Hafiz est l’esclave de la coupe de Djem. Ô Zéphyr, va-t-en et, de ma part, présente mes hommages au cheikh de Djam[7].


  1. Plus particulièrement rubis balais. Les vins de Chiraz sont toujours blancs.
  2. Nom d’oiseau : il est, comme le phénix, unique de son espèce. Chez les Soufis son nom signifie la connaissance de l’essence de Dieu. Les philosophes ont dit que l’essence de Dieu était impossible à connaître ; la création elle-même ne peut être pénétrée dans son essence. Ce que l’homme pense de la connaissance de Dieu est autre que ce qui est. Le connaître tel qu’il est est d’impossibilité absolue, mais chacun peut le voir suivant son intelligence. Mohammed ibn-Mohammed Darabi. T. L. U. G.
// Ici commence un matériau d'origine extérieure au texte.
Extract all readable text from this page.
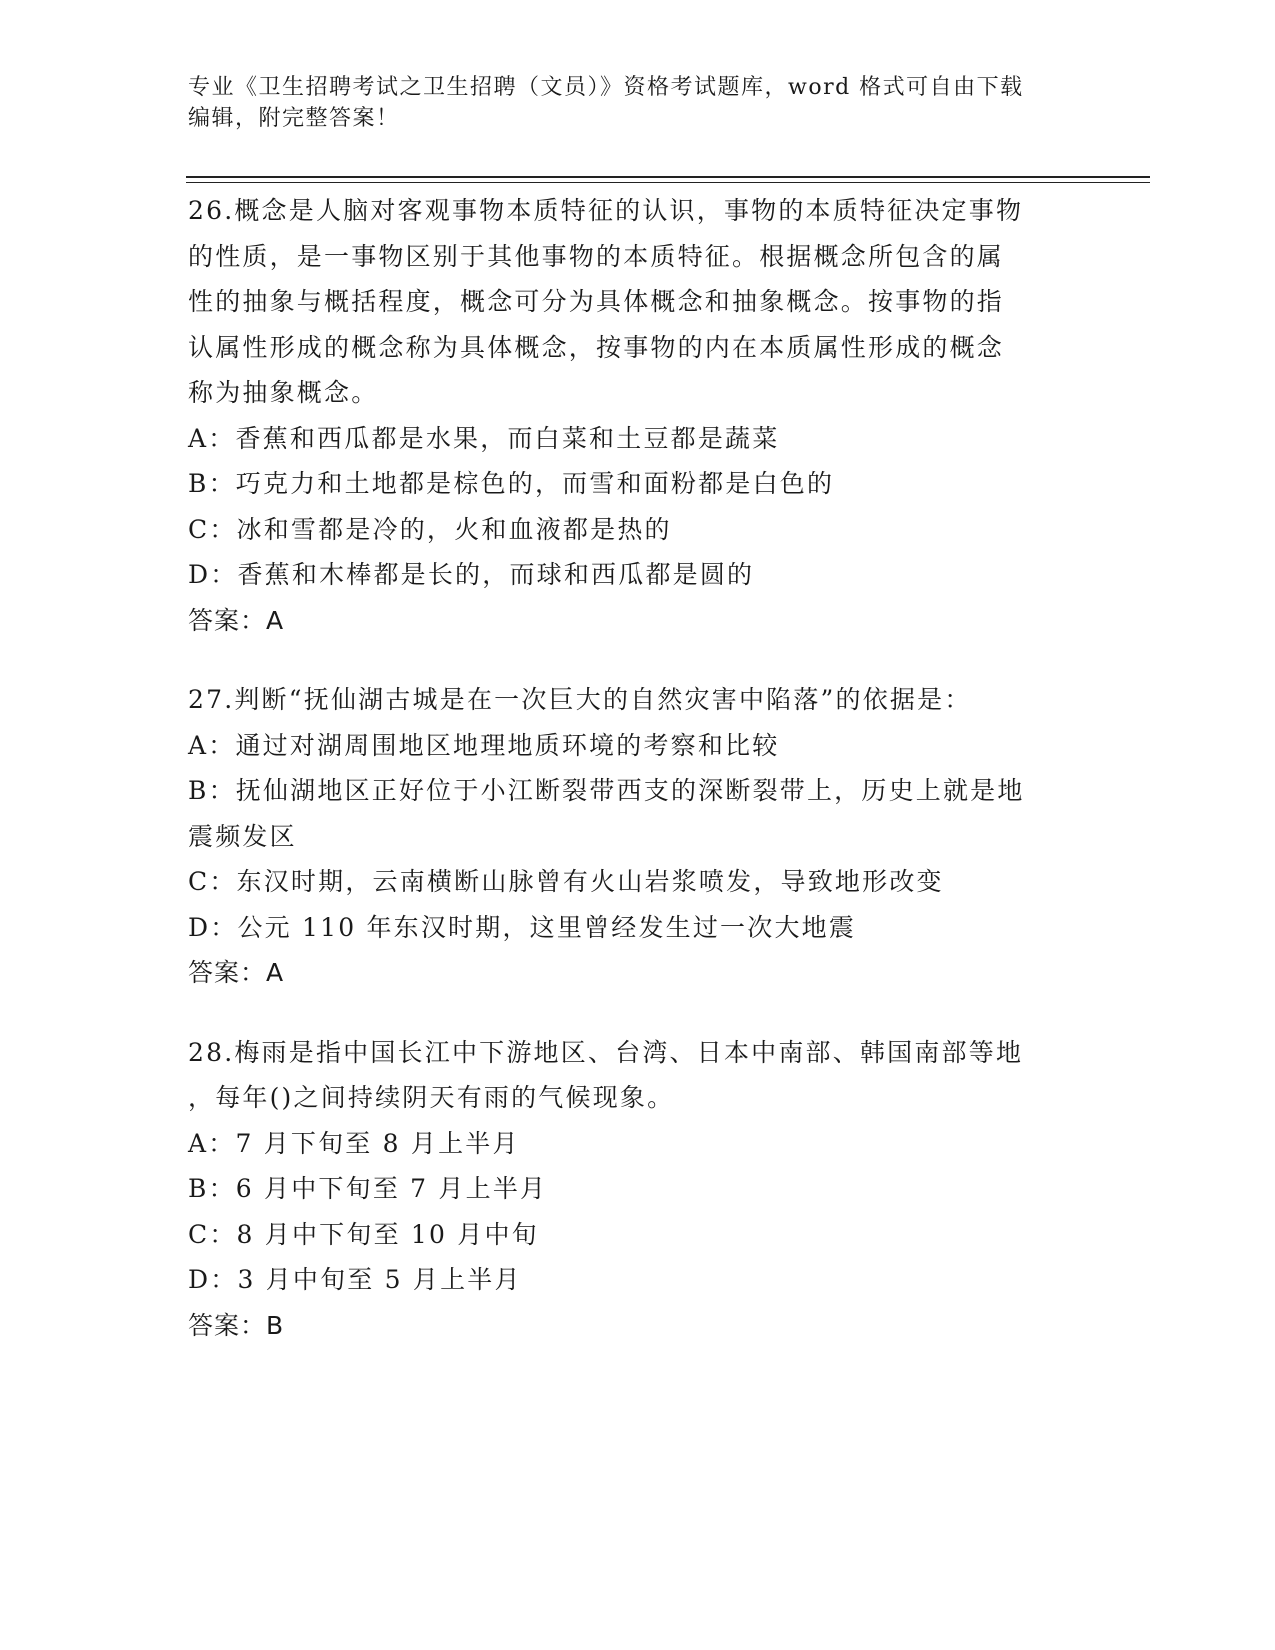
专业《卫生招聘考试之卫生招聘（文员）》资格考试题库，word 格式可自由下载
编辑，附完整答案！
26.概念是人脑对客观事物本质特征的认识，事物的本质特征决定事物
的性质，是一事物区别于其他事物的本质特征。根据概念所包含的属
性的抽象与概括程度，概念可分为具体概念和抽象概念。按事物的指
认属性形成的概念称为具体概念，按事物的内在本质属性形成的概念
称为抽象概念。
A：香蕉和西瓜都是水果，而白菜和土豆都是蔬菜
B：巧克力和土地都是棕色的，而雪和面粉都是白色的
C：冰和雪都是冷的，火和血液都是热的
D：香蕉和木棒都是长的，而球和西瓜都是圆的
答案：A
27.判断“抚仙湖古城是在一次巨大的自然灾害中陷落”的依据是：
A：通过对湖周围地区地理地质环境的考察和比较
B：抚仙湖地区正好位于小江断裂带西支的深断裂带上，历史上就是地
震频发区
C：东汉时期，云南横断山脉曾有火山岩浆喷发，导致地形改变
D：公元 110 年东汉时期，这里曾经发生过一次大地震
答案：A
28.梅雨是指中国长江中下游地区、台湾、日本中南部、韩国南部等地
，每年()之间持续阴天有雨的气候现象。
A：7 月下旬至 8 月上半月
B：6 月中下旬至 7 月上半月
C：8 月中下旬至 10 月中旬
D：3 月中旬至 5 月上半月
答案：B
  3. Dans la voie du véritable amour point n’est besoin de ruses et de tromperies. Donnez votre cœur, donnez-le tout entier, et dépouillez-vous de tous les accessoires terrestres.
  4. Dans ce bas monde.
  5. Ici-bas, voir Dieu est difficile : si un instant tu le trouves, ne sois pas avide de l’avoir toujours, car l’éternité de la vue de Dieu est impossible sur cette terre : il n’apparaît que comme un éclair. Mohammed a dit : « Moi, j’ai un instant avec Dieu : je suis le seul à avoir cet instant : ni l’ange, ni les prophètes ne l’ont eu. » C’est-à-dire je n’ai pu qu’un instant contempler Dieu. Il a dit encore autre part : « Dieu apparaît dans mon cœur et m’accorde sa protection soixante et dix fois par jour. » Mohammed ibn Mohammed Darabi. Terdjumé lisan oul ghèib.
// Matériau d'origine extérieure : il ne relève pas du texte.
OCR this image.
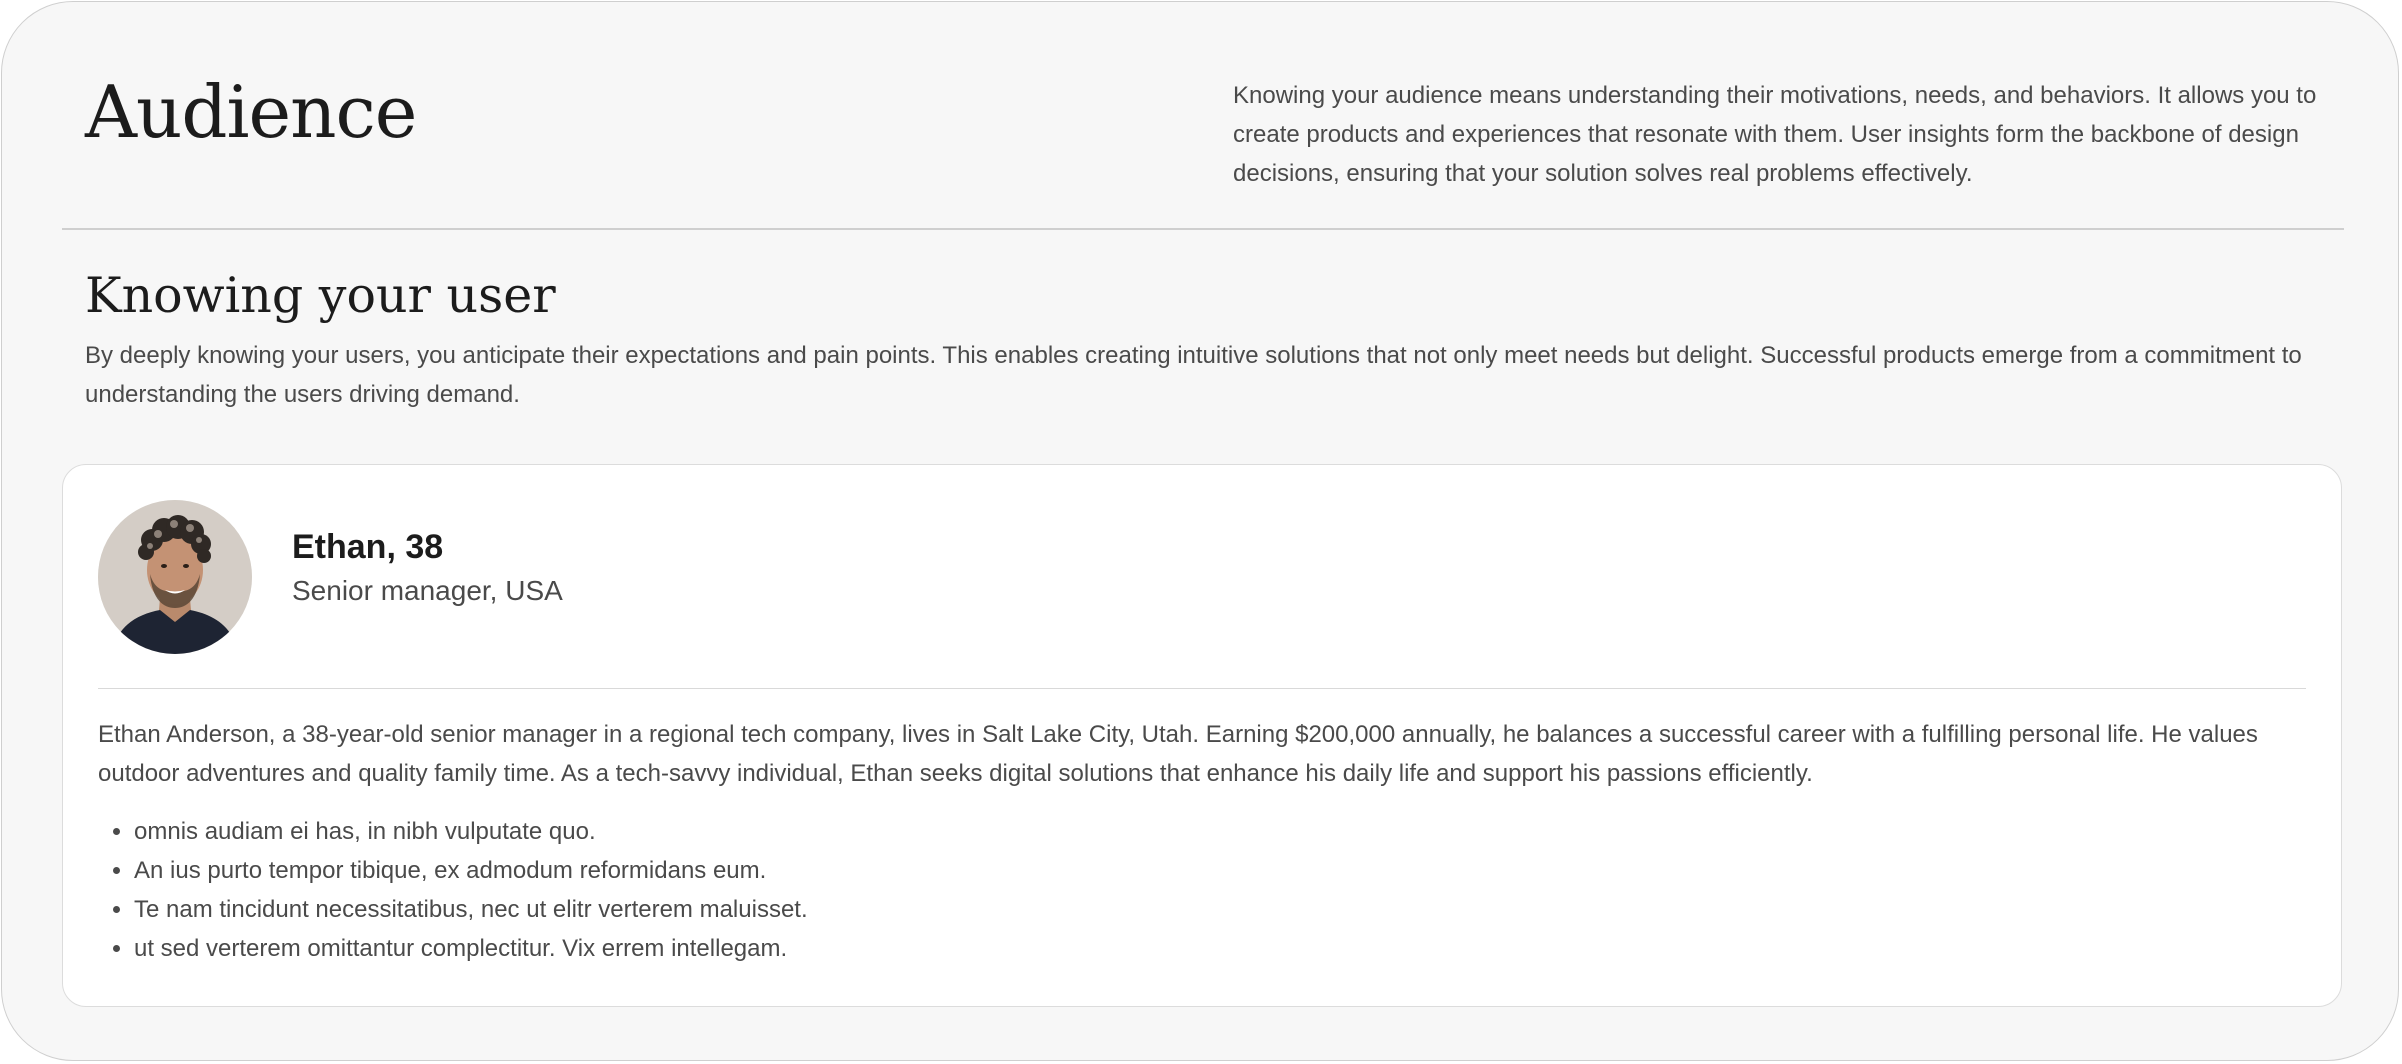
Audience	Knowing your audience means understanding their motivations, needs, and behaviors. It allows you to create products and experiences that resonate with them. User insights form the backbone of design decisions, ensuring that your solution solves real problems effectively.

Knowing your user

By deeply knowing your users, you anticipate their expectations and pain points. This enables creating intuitive solutions that not only meet needs but delight. Successful products emerge from a commitment to understanding the users driving demand.

Ethan, 38
Senior manager, USA

Ethan Anderson, a 38-year-old senior manager in a regional tech company, lives in Salt Lake City, Utah. Earning $200,000 annually, he balances a successful career with a fulfilling personal life. He values outdoor adventures and quality family time. As a tech-savvy individual, Ethan seeks digital solutions that enhance his daily life and support his passions efficiently.

• omnis audiam ei has, in nibh vulputate quo.
• An ius purto tempor tibique, ex admodum reformidans eum.
• Te nam tincidunt necessitatibus, nec ut elitr verterem maluisset.
• ut sed verterem omittantur complectitur. Vix errem intellegam.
  6. Comme on le sait, le bien et le mal n’existent pas en réalité, et toutes nos actions, inscrites d’avance sur les feuillets de l’Univers, sont indifférentes. Ne t’occupe donc pas de l’opinion que les hommes peuvent avoir de toi, qu’importe leur estime, qu’importe leur opprobre. N’aie devant les yeux que le but vers lequel tu tends de par ta nature elle-même, c’est-à-dire Dieu, et méprise les clameurs humaines.
  7. Prêtre célèbre par l’austérité de ses mœurs et sa sainteté. Il y a là en même temps qu’un double jeu de mots par le rapprochement de Djem, Djam, et Djam, qui veut dire coupe, une ironie sanglante à l’adresse des prêtres de l’Islam.